I'm enrolled in a class called Digital Democracy. Proclaimed to be one of the first undergraduate introductory courses of its type by our professor, it has been a real treat, especially for someone like me whose been a habitual lurker and infrequent writer here at daily kos. A college class about blogging and the internet as to how it pertains to politics? Sweet. I know.
However, today was a real treat, as we dove head long into the ethics of blogging.
And of course, there is no way this in-class conversation couldn't not end up encompassing and discussing our very own community.
Jump if you're interested.
Given that this is the first of many lectures around the topic of blogging, the happenings of today were barely a modicum of what I hope we discuss.
However, even in the introduction lecture around the issue of blogging, we couldn't help but talk about daily kos.
We were watching the Frontline special in which yearlykos was featured and Markos was interviewed (about a quarter of the way through the video).
Once the chapter of the special was over, the lights went up, and we, as a class, started talking about the ethics of the blogosphere and the interesting idea of unregulated news making and telling.
It was really interesting to be talking about a site I visit daily for fun and intrigue in such a serious context and manner.
We had big questions raised and very little time to talk about them, but what was had, was fun.
One of my peers had the opinion that such unregulated grassroots blogging such as the diaries one sees here on daily kos, should be looked at as problematic, for what decent original research and information could bubble to the top of the perceived cacophony of direct democratic input?
It was fun, because I am of the mind that the internet, and blogs such as daily kos, present to us the new hope for overcoming the deadlocked MSM, where decent reporting is often overlooked through their own brand of cacophony, one that blares 24 hours a day.
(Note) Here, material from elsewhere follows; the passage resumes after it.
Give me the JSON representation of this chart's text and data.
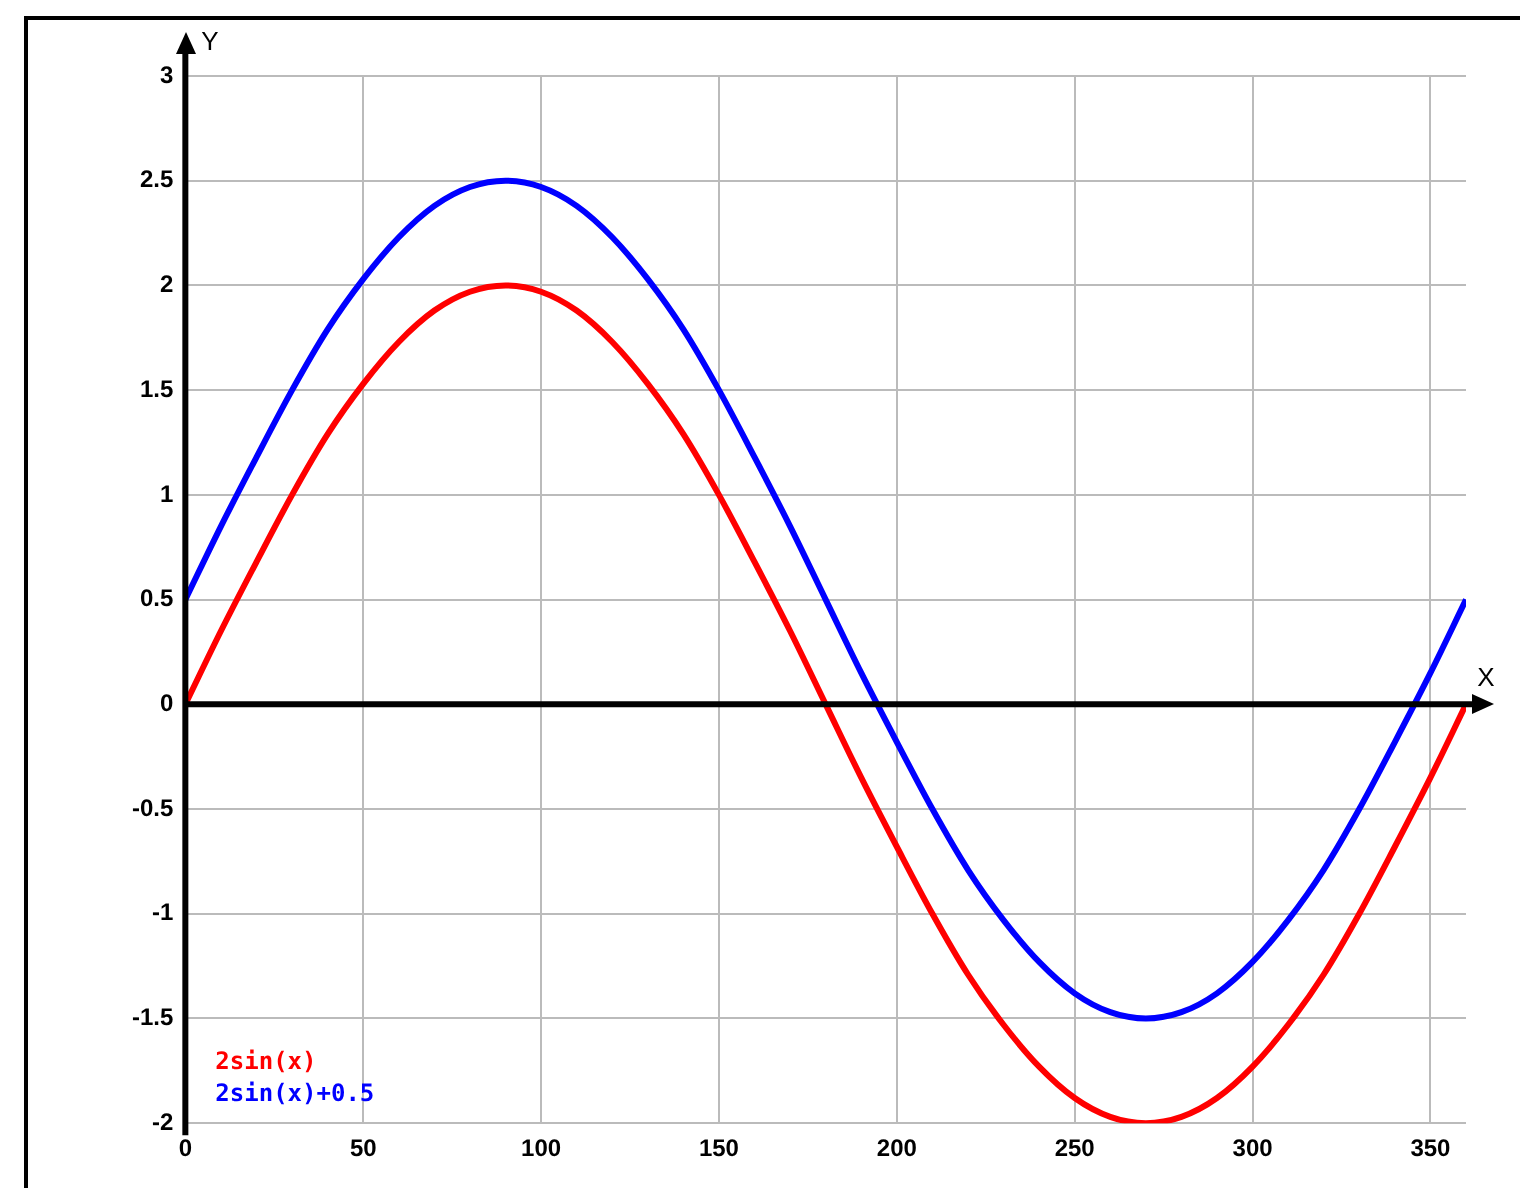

I argued that daily kos, while it sometimes can be a little light on research or a little quick to the gun, does its readers a humongous service by allowing sometimes more ignored stories to surface and get noticed.
The peer review system of diaries is the example I used to support the idea that while there is a lot of information on this site at any one time (which some might find problematic and in need of regulation), you can generally be guaranteed of interesting information, if not mind blowing research, or at least a decent read when you look at the front page and rec list. The community here at daily kos is interested in finding out the truth, and while an initial post could be light on research, one can come back two days later, and see the same diary on the rec list, with hundreds of comments and a fist full of updates.
I look at the blogosphere in general, and daily kos specifically, as an interesting light at the end of a very dark tunnel. I believe that without the absolute freedom the internet affords by way of content, to those of us who are fortunate enough to have the money and time and education to use it, the MSM would slowly be suffocating us. The internet is a tool of honesty; a gigantic pool of information, which, when fished with the right pole, can and will provide you incredible volumes of knowledge. Daily kos is my fishing pole in this grad thing called the internet, and everyday, I have the potential to snag a couple big ones.
It is encouraging to me that blogs like daily kos could be lecture hall names. I know the University of California's not exactly the best example of the digital divide, but every little bit helps.
The internet really and truly permits a new level of political participation. There is of course the fact that still, more often then not, the internet falls into the hands of the educated and wealthier individuals of this world, but I'm hopeful that the internet makes it at least more economically feasible for more people to be included. Or at least easier for more of the have's who have not wanted to get involved, to get involved. We're constantly working toward total inclusion, and I believe that the internet could eventually help many more people be involved in politics and activist causes.
Information is power. And there is a lot of information here.
Anyway, just thought you'd be interested to know that we're worthy of an undergraduate introductory lecture.